I gave my US Army veteran husband a huge hug on Veterans Day and we had a nice talk about the fall of the Berlin Wall, the anniversary of which was on 9 November. Because my husband was in Germany (Bamberg – just 30 km outside the Czech border) just a few years before the Wall came down, he feels like he had something of a hand in bringing down those forces that had erected the Wall to begin with. We can’t say that nary a shot was fired during the Cold War, because plenty of our troops died (mostly Special Ops guys, that sort of thing), but it was a far calmer scene than WWII or Korea or Vietnam.
And let’s not forget that our troops are not just a bunch of “paid thugs” who are good for nothing more than shooting people. Many of the US Army Corps of Engineers are up in the American Northeast right now, among the many first responders who are trying to get things back to normal after Hurricane Sandy ripped through several states and left God only knows how many people without power, without running water, in flooded homes (IF their homes are still standing at all), etc.
Let’s also not forget things like Toys for Tots, a charitable event/foundation that the US Marines do every year near the holidays.

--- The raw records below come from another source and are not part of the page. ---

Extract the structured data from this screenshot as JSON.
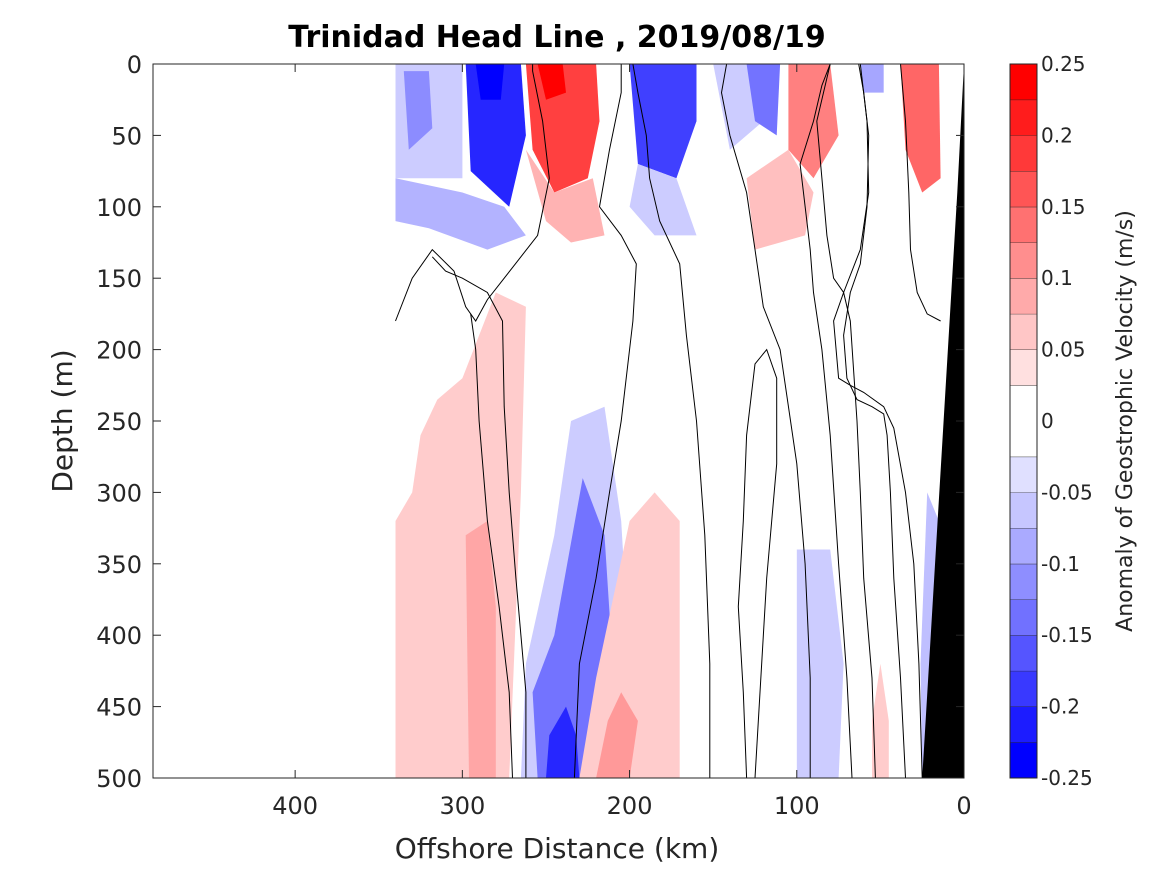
{
  "chart_data": {
    "type": "heatmap",
    "title": "Trinidad Head Line , 2019/08/19",
    "xlabel": "Offshore Distance (km)",
    "ylabel": "Depth (m)",
    "colorbar_label": "Anomaly of Geostrophic Velocity (m/s)",
    "xlim": [
      485,
      0
    ],
    "ylim": [
      0,
      500
    ],
    "x_reversed": true,
    "y_reversed": true,
    "x_ticks": [
      400,
      300,
      200,
      100,
      0
    ],
    "x_tick_labels": [
      "400",
      "300",
      "200",
      "100",
      "0"
    ],
    "y_ticks": [
      0,
      50,
      100,
      150,
      200,
      250,
      300,
      350,
      400,
      450,
      500
    ],
    "y_tick_labels": [
      "0",
      "50",
      "100",
      "150",
      "200",
      "250",
      "300",
      "350",
      "400",
      "450",
      "500"
    ],
    "colorbar_ticks": [
      0.25,
      0.2,
      0.15,
      0.1,
      0.05,
      0,
      -0.05,
      -0.1,
      -0.15,
      -0.2,
      -0.25
    ],
    "colorbar_tick_labels": [
      "0.25",
      "0.2",
      "0.15",
      "0.1",
      "0.05",
      "0",
      "-0.05",
      "-0.1",
      "-0.15",
      "-0.2",
      "-0.25"
    ],
    "colorbar_levels": [
      -0.25,
      -0.225,
      -0.2,
      -0.175,
      -0.15,
      -0.125,
      -0.1,
      -0.075,
      -0.05,
      -0.025,
      0.025,
      0.05,
      0.075,
      0.1,
      0.125,
      0.15,
      0.175,
      0.2,
      0.225,
      0.25
    ],
    "colormap": {
      "negative": "#0000ff",
      "zero": "#ffffff",
      "positive": "#ff0000"
    },
    "bathymetry_color": "#000000",
    "features": [
      {
        "kind": "neg",
        "level": 0.2,
        "poly": [
          [
            340,
            0
          ],
          [
            318,
            0
          ],
          [
            300,
            0
          ],
          [
            300,
            80
          ],
          [
            340,
            80
          ]
        ]
      },
      {
        "kind": "neg",
        "level": 0.45,
        "poly": [
          [
            335,
            5
          ],
          [
            320,
            5
          ],
          [
            318,
            45
          ],
          [
            332,
            60
          ]
        ]
      },
      {
        "kind": "neg",
        "level": 0.85,
        "poly": [
          [
            298,
            0
          ],
          [
            265,
            0
          ],
          [
            262,
            50
          ],
          [
            272,
            100
          ],
          [
            295,
            75
          ]
        ]
      },
      {
        "kind": "neg",
        "level": 0.3,
        "poly": [
          [
            340,
            80
          ],
          [
            300,
            90
          ],
          [
            275,
            100
          ],
          [
            262,
            120
          ],
          [
            285,
            130
          ],
          [
            320,
            115
          ],
          [
            340,
            110
          ]
        ]
      },
      {
        "kind": "neg",
        "level": 1.0,
        "poly": [
          [
            292,
            0
          ],
          [
            275,
            0
          ],
          [
            277,
            25
          ],
          [
            289,
            25
          ]
        ]
      },
      {
        "kind": "pos",
        "level": 0.75,
        "poly": [
          [
            262,
            0
          ],
          [
            220,
            0
          ],
          [
            218,
            40
          ],
          [
            225,
            80
          ],
          [
            245,
            90
          ],
          [
            258,
            60
          ]
        ]
      },
      {
        "kind": "pos",
        "level": 0.3,
        "poly": [
          [
            262,
            60
          ],
          [
            250,
            110
          ],
          [
            235,
            125
          ],
          [
            215,
            120
          ],
          [
            222,
            80
          ],
          [
            245,
            90
          ]
        ]
      },
      {
        "kind": "pos",
        "level": 1.0,
        "poly": [
          [
            255,
            0
          ],
          [
            240,
            0
          ],
          [
            238,
            20
          ],
          [
            250,
            25
          ]
        ]
      },
      {
        "kind": "neg",
        "level": 0.75,
        "poly": [
          [
            200,
            0
          ],
          [
            160,
            0
          ],
          [
            160,
            40
          ],
          [
            172,
            80
          ],
          [
            195,
            70
          ]
        ]
      },
      {
        "kind": "neg",
        "level": 0.2,
        "poly": [
          [
            195,
            70
          ],
          [
            172,
            80
          ],
          [
            160,
            120
          ],
          [
            185,
            120
          ],
          [
            200,
            100
          ]
        ]
      },
      {
        "kind": "neg",
        "level": 0.2,
        "poly": [
          [
            150,
            0
          ],
          [
            120,
            0
          ],
          [
            120,
            40
          ],
          [
            140,
            60
          ]
        ]
      },
      {
        "kind": "neg",
        "level": 0.55,
        "poly": [
          [
            130,
            0
          ],
          [
            110,
            0
          ],
          [
            112,
            50
          ],
          [
            125,
            40
          ]
        ]
      },
      {
        "kind": "pos",
        "level": 0.5,
        "poly": [
          [
            105,
            0
          ],
          [
            80,
            0
          ],
          [
            75,
            50
          ],
          [
            90,
            80
          ],
          [
            105,
            60
          ]
        ]
      },
      {
        "kind": "pos",
        "level": 0.25,
        "poly": [
          [
            130,
            80
          ],
          [
            105,
            60
          ],
          [
            90,
            90
          ],
          [
            95,
            120
          ],
          [
            125,
            130
          ]
        ]
      },
      {
        "kind": "neg",
        "level": 0.35,
        "poly": [
          [
            62,
            0
          ],
          [
            48,
            0
          ],
          [
            48,
            20
          ],
          [
            60,
            20
          ]
        ]
      },
      {
        "kind": "pos",
        "level": 0.6,
        "poly": [
          [
            38,
            0
          ],
          [
            15,
            0
          ],
          [
            14,
            80
          ],
          [
            25,
            90
          ],
          [
            35,
            60
          ]
        ]
      },
      {
        "kind": "pos",
        "level": 0.2,
        "poly": [
          [
            340,
            320
          ],
          [
            330,
            300
          ],
          [
            325,
            260
          ],
          [
            315,
            235
          ],
          [
            300,
            220
          ],
          [
            280,
            160
          ],
          [
            262,
            170
          ],
          [
            265,
            300
          ],
          [
            272,
            500
          ],
          [
            340,
            500
          ]
        ]
      },
      {
        "kind": "pos",
        "level": 0.35,
        "poly": [
          [
            298,
            330
          ],
          [
            285,
            320
          ],
          [
            280,
            380
          ],
          [
            280,
            500
          ],
          [
            296,
            500
          ]
        ]
      },
      {
        "kind": "neg",
        "level": 0.2,
        "poly": [
          [
            235,
            250
          ],
          [
            215,
            240
          ],
          [
            205,
            320
          ],
          [
            200,
            420
          ],
          [
            195,
            500
          ],
          [
            265,
            500
          ],
          [
            262,
            420
          ],
          [
            245,
            330
          ]
        ]
      },
      {
        "kind": "neg",
        "level": 0.55,
        "poly": [
          [
            228,
            290
          ],
          [
            215,
            330
          ],
          [
            210,
            420
          ],
          [
            215,
            500
          ],
          [
            255,
            500
          ],
          [
            258,
            440
          ],
          [
            245,
            400
          ]
        ]
      },
      {
        "kind": "neg",
        "level": 0.85,
        "poly": [
          [
            238,
            450
          ],
          [
            232,
            470
          ],
          [
            230,
            500
          ],
          [
            250,
            500
          ],
          [
            248,
            470
          ]
        ]
      },
      {
        "kind": "pos",
        "level": 0.2,
        "poly": [
          [
            200,
            320
          ],
          [
            185,
            300
          ],
          [
            170,
            320
          ],
          [
            170,
            500
          ],
          [
            230,
            500
          ],
          [
            220,
            430
          ]
        ]
      },
      {
        "kind": "pos",
        "level": 0.4,
        "poly": [
          [
            213,
            460
          ],
          [
            205,
            440
          ],
          [
            195,
            460
          ],
          [
            200,
            500
          ],
          [
            220,
            500
          ]
        ]
      },
      {
        "kind": "neg",
        "level": 0.2,
        "poly": [
          [
            100,
            340
          ],
          [
            80,
            340
          ],
          [
            72,
            420
          ],
          [
            75,
            500
          ],
          [
            100,
            500
          ]
        ]
      },
      {
        "kind": "pos",
        "level": 0.2,
        "poly": [
          [
            50,
            420
          ],
          [
            45,
            460
          ],
          [
            45,
            500
          ],
          [
            55,
            500
          ],
          [
            55,
            460
          ]
        ]
      },
      {
        "kind": "neg",
        "level": 0.25,
        "poly": [
          [
            22,
            300
          ],
          [
            15,
            320
          ],
          [
            17,
            420
          ],
          [
            20,
            500
          ],
          [
            25,
            500
          ],
          [
            26,
            420
          ]
        ]
      }
    ],
    "zero_contours": [
      [
        [
          340,
          180
        ],
        [
          330,
          150
        ],
        [
          318,
          130
        ],
        [
          305,
          145
        ],
        [
          298,
          170
        ],
        [
          292,
          180
        ],
        [
          285,
          165
        ],
        [
          275,
          150
        ],
        [
          265,
          135
        ],
        [
          255,
          120
        ],
        [
          248,
          80
        ],
        [
          252,
          40
        ],
        [
          258,
          5
        ],
        [
          258,
          0
        ]
      ],
      [
        [
          262,
          500
        ],
        [
          262,
          440
        ],
        [
          268,
          360
        ],
        [
          272,
          300
        ],
        [
          275,
          240
        ],
        [
          276,
          180
        ],
        [
          285,
          160
        ],
        [
          300,
          150
        ],
        [
          310,
          145
        ],
        [
          318,
          135
        ]
      ],
      [
        [
          270,
          500
        ],
        [
          272,
          440
        ],
        [
          278,
          380
        ],
        [
          285,
          320
        ],
        [
          290,
          250
        ],
        [
          292,
          200
        ],
        [
          295,
          175
        ]
      ],
      [
        [
          233,
          500
        ],
        [
          230,
          420
        ],
        [
          220,
          360
        ],
        [
          212,
          300
        ],
        [
          205,
          250
        ],
        [
          198,
          180
        ],
        [
          196,
          140
        ],
        [
          205,
          120
        ],
        [
          218,
          100
        ],
        [
          212,
          60
        ],
        [
          205,
          20
        ],
        [
          205,
          0
        ]
      ],
      [
        [
          152,
          500
        ],
        [
          152,
          420
        ],
        [
          155,
          330
        ],
        [
          160,
          250
        ],
        [
          166,
          190
        ],
        [
          170,
          140
        ],
        [
          182,
          110
        ],
        [
          188,
          80
        ],
        [
          190,
          50
        ],
        [
          195,
          20
        ],
        [
          198,
          0
        ]
      ],
      [
        [
          130,
          500
        ],
        [
          132,
          440
        ],
        [
          135,
          380
        ],
        [
          132,
          320
        ],
        [
          130,
          260
        ],
        [
          125,
          210
        ],
        [
          118,
          200
        ],
        [
          112,
          220
        ],
        [
          112,
          280
        ],
        [
          118,
          360
        ],
        [
          122,
          440
        ],
        [
          125,
          500
        ]
      ],
      [
        [
          92,
          500
        ],
        [
          92,
          430
        ],
        [
          95,
          350
        ],
        [
          100,
          280
        ],
        [
          110,
          200
        ],
        [
          120,
          170
        ],
        [
          125,
          130
        ],
        [
          130,
          90
        ],
        [
          140,
          50
        ],
        [
          145,
          20
        ],
        [
          142,
          0
        ]
      ],
      [
        [
          67,
          500
        ],
        [
          70,
          430
        ],
        [
          75,
          350
        ],
        [
          80,
          260
        ],
        [
          85,
          200
        ],
        [
          90,
          160
        ],
        [
          92,
          130
        ],
        [
          98,
          70
        ],
        [
          90,
          40
        ],
        [
          85,
          15
        ],
        [
          80,
          0
        ]
      ],
      [
        [
          53,
          500
        ],
        [
          55,
          430
        ],
        [
          60,
          360
        ],
        [
          62,
          300
        ],
        [
          64,
          250
        ],
        [
          68,
          180
        ],
        [
          72,
          160
        ],
        [
          78,
          150
        ],
        [
          82,
          120
        ],
        [
          85,
          80
        ],
        [
          88,
          40
        ],
        [
          80,
          0
        ]
      ],
      [
        [
          35,
          500
        ],
        [
          38,
          430
        ],
        [
          42,
          360
        ],
        [
          44,
          300
        ],
        [
          46,
          260
        ],
        [
          48,
          245
        ],
        [
          55,
          240
        ],
        [
          64,
          235
        ],
        [
          70,
          220
        ],
        [
          72,
          190
        ],
        [
          68,
          160
        ],
        [
          62,
          140
        ],
        [
          58,
          100
        ],
        [
          57,
          50
        ],
        [
          60,
          20
        ],
        [
          63,
          0
        ]
      ],
      [
        [
          25,
          500
        ],
        [
          27,
          420
        ],
        [
          30,
          350
        ],
        [
          35,
          300
        ],
        [
          42,
          255
        ],
        [
          48,
          240
        ],
        [
          60,
          230
        ],
        [
          68,
          225
        ],
        [
          75,
          220
        ],
        [
          78,
          180
        ],
        [
          72,
          160
        ],
        [
          62,
          130
        ],
        [
          57,
          90
        ],
        [
          58,
          40
        ],
        [
          62,
          0
        ]
      ],
      [
        [
          14,
          180
        ],
        [
          22,
          175
        ],
        [
          28,
          160
        ],
        [
          32,
          130
        ],
        [
          33,
          90
        ],
        [
          35,
          40
        ],
        [
          38,
          0
        ]
      ]
    ],
    "bathymetry": [
      [
        0,
        0
      ],
      [
        0,
        500
      ],
      [
        25,
        500
      ],
      [
        4,
        90
      ],
      [
        0,
        0
      ]
    ]
  }
}
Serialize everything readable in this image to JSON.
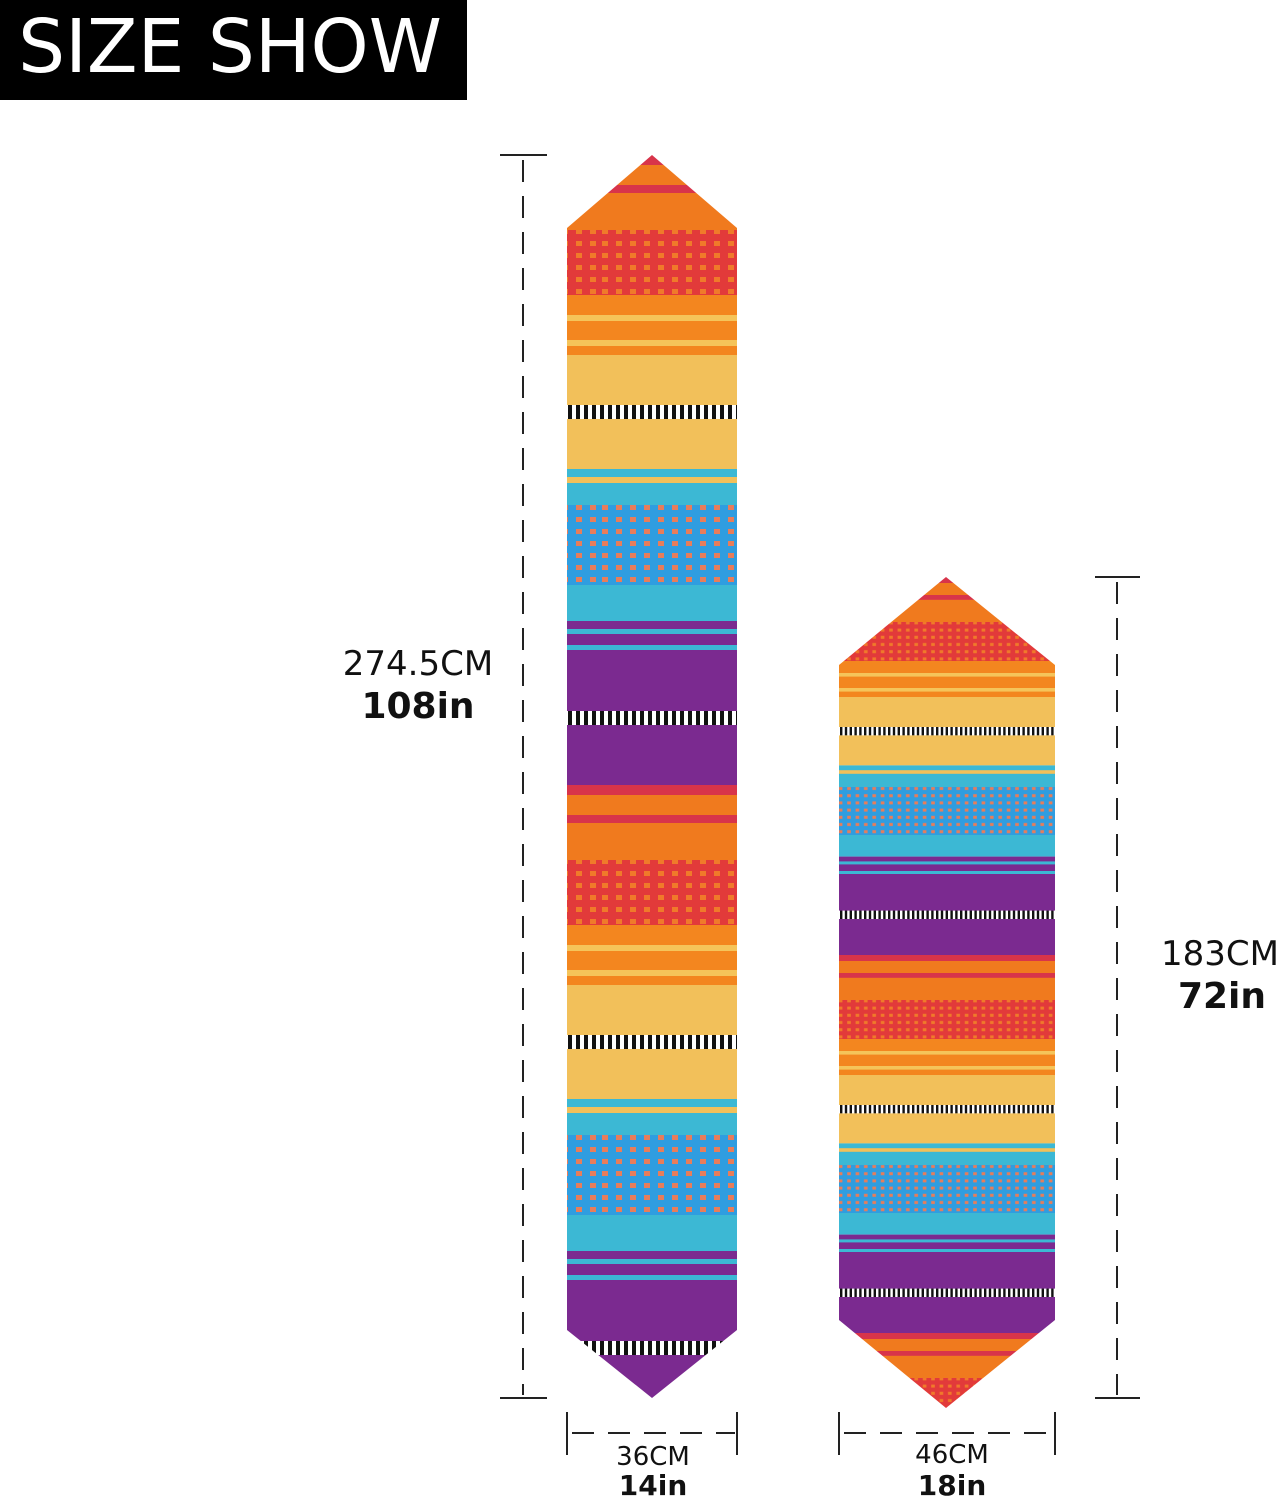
{
  "header": {
    "title": "SIZE SHOW"
  },
  "runners": [
    {
      "length_cm": "274.5CM",
      "length_in": "108in",
      "width_cm": "36CM",
      "width_in": "14in"
    },
    {
      "length_cm": "183CM",
      "length_in": "72in",
      "width_cm": "46CM",
      "width_in": "18in"
    }
  ]
}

One thing I have noticed about UUs that I feel I need to speak out very strongly about is this mocking of our troops. That does nothing to help their morale, and they are standing between us and the barbarians at the gate, whatever form those barbarians may take.
So for your freedom to put them down and talk trash about them, my husband says, “You’re welcome.”
This nonsense really makes me hugely angry.
You want to know why veterans are heroes? Here’s why:
A veteran is someone who, at one point in his/her life, wrote a blank check made payable to “The United States of America,” for an amount of “up to and including my life.”
Not everyone can say that.
Guess what happens the US Marines who guard our embassies, when said embassies are attacked? THEY DIE. They die for civilian politicians. If anything, it’s the politicians (with their inclination to lie and bs the entire populace to win an election) who are NOT the heroes. It’s the people serving them.
Further comment: Joe and I tried to get a Veterans Day event going at First Unitarian. Only a very few people were interested in this, and since we left, I bet there has not been another Veterans Day observation whatsoever. And on Memorial Day weekend, which is the American weekend to remember those who FELL in warfare, protecting and defending our Constitutional rights, they have a chili cookoff. Is that really any way to remember those who were killed in action?
Maybe it’s better we’re not there any more. We’re not wanted. People like us, with our views, are not wanted. I keep thinking “oh no, they’re supposed to be open to people with all kinds of views, including us” but that’s just not the case, apparently.
I am so very tempted to go back to being pagan.